Ventilation performance of a mixed group of operators using a new rescue breathing device-the glossopalatinal tube

Hajo Reissmann, Sven Birkholz, Henning Ohnesorge, Kai Jensen, Stefan Eckert, Axel Nierhaus, Jochen Schulte am Esch
Resuscitation 2003, 59 (2): 197-202

INTRODUCTION: We studied how effectively a mixed group of helpers could ventilate a manikin with a new rescue breathing device after a short period of instruction. The device consists of a mouthcap, a "glossopalatinal tube" (GPT) reaching between tongue and palate and a connector for a bag, ventilator or the rescuers mouth. Rather than reaching behind the tongue like an oropharyngeal airway (OP), it is able to scoop the tongue off the posterior pharyngeal wall when tilted by the rescuer. It was compared with a conventional face mask with an OP.
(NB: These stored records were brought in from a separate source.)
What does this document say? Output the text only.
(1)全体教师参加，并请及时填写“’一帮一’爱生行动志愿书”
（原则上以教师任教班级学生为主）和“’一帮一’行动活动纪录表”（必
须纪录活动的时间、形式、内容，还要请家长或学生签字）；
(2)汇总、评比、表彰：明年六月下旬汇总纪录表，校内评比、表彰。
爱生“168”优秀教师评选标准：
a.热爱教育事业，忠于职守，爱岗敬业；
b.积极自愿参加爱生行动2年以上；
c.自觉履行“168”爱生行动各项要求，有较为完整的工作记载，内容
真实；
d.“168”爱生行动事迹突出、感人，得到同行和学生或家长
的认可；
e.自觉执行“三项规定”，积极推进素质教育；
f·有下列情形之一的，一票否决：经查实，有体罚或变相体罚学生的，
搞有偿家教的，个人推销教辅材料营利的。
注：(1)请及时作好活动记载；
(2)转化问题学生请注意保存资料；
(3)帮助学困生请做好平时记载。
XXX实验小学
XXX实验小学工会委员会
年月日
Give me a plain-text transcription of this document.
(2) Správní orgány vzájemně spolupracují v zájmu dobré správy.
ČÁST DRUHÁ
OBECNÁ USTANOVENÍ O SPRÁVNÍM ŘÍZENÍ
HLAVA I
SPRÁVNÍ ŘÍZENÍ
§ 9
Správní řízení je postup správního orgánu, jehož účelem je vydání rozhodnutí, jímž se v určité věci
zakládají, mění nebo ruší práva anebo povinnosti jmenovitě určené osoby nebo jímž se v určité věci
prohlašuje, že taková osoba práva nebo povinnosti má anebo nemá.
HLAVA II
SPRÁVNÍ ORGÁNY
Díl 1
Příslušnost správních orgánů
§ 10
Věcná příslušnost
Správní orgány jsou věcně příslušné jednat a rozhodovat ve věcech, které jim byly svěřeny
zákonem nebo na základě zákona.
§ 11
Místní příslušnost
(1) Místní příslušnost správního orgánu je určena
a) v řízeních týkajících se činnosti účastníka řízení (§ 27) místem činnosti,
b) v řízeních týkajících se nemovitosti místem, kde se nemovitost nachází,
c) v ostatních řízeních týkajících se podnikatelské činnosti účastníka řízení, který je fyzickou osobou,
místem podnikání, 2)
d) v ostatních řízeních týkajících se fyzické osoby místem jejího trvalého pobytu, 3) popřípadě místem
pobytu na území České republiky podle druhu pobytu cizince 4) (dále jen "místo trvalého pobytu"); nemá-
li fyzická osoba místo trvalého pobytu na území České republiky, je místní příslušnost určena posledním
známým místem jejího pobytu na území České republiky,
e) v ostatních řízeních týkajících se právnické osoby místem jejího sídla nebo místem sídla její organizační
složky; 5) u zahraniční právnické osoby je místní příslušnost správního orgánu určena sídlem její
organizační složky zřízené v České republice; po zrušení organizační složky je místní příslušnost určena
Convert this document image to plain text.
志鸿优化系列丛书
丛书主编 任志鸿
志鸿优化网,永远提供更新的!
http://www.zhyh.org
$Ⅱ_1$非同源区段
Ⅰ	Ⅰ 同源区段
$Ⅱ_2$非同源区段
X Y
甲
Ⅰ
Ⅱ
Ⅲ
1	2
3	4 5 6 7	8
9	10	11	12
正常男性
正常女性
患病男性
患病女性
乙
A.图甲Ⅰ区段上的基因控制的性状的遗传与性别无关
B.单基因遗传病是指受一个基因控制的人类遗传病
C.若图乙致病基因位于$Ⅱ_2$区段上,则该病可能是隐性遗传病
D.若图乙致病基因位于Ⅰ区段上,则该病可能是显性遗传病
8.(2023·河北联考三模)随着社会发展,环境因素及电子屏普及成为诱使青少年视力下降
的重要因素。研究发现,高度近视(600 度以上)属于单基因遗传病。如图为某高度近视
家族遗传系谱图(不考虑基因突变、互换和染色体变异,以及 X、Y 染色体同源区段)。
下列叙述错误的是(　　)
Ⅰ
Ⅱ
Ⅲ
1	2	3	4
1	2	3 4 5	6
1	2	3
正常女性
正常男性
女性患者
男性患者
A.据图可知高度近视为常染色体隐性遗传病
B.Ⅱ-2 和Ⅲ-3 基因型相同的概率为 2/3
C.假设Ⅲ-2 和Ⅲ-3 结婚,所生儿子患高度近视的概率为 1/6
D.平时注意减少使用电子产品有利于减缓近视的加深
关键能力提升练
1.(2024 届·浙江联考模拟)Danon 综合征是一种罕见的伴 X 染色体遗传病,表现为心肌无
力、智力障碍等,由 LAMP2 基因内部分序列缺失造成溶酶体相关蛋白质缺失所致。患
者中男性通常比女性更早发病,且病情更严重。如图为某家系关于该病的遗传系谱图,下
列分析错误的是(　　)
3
METHODS: The study made use of an anaesthesia simulator (MedSim Ltd., Israel) and a manikin. 46 subjects with different professional backgrounds (anaesthesia nurses, medical students, emergency medical technicians (EMTs), physicians training for anaesthesiology) underwent a standard introduction to the GPT and OP (lecture with demonstration on an intubation trainer, illustrated brochure). They ventilated the manikin for 5 min each using the bag plus GPT and the OP plus face mask, respectively, in random order after the simulator had been made apnoeic and the simulated arterial oxygen saturation (S(aO(2))) had dropped to 80%. The actions and the results (tidal volumes (V(t)), S(aO(2))) were recorded on video. The subjects graded difficulty of operation and fatigue on a visual analogue scale (VAS).

RESULTS AND CONCLUSIONS: Mean V(t) with the OP plus mask amounted to 463 (230-688 ml), with GPT to 426 (243-610 ml) (median [10-90% percentiles]) (P=0.047). No differences were observed with respect to the time a S(aO(2))> or =90% was maintained (OP plus mask: 255 (139-266 s), GPT: 255 (90-269 s)) or the grades for fatigue (OP plus mask: 58% of VAS, GPT: 48% of VAS, median) and difficulty (OP plus mask: 16% of VAS, GPT: 21% of VAS). Performance and grades were scattered over a wide range. Success with the two devices was correlated, but the subjects judgement tended to diverge. The GPT is an easy to learn alternative to conventional devices and might be helpful in clinical emergencies, including situations of unexpectedly difficult ventilation.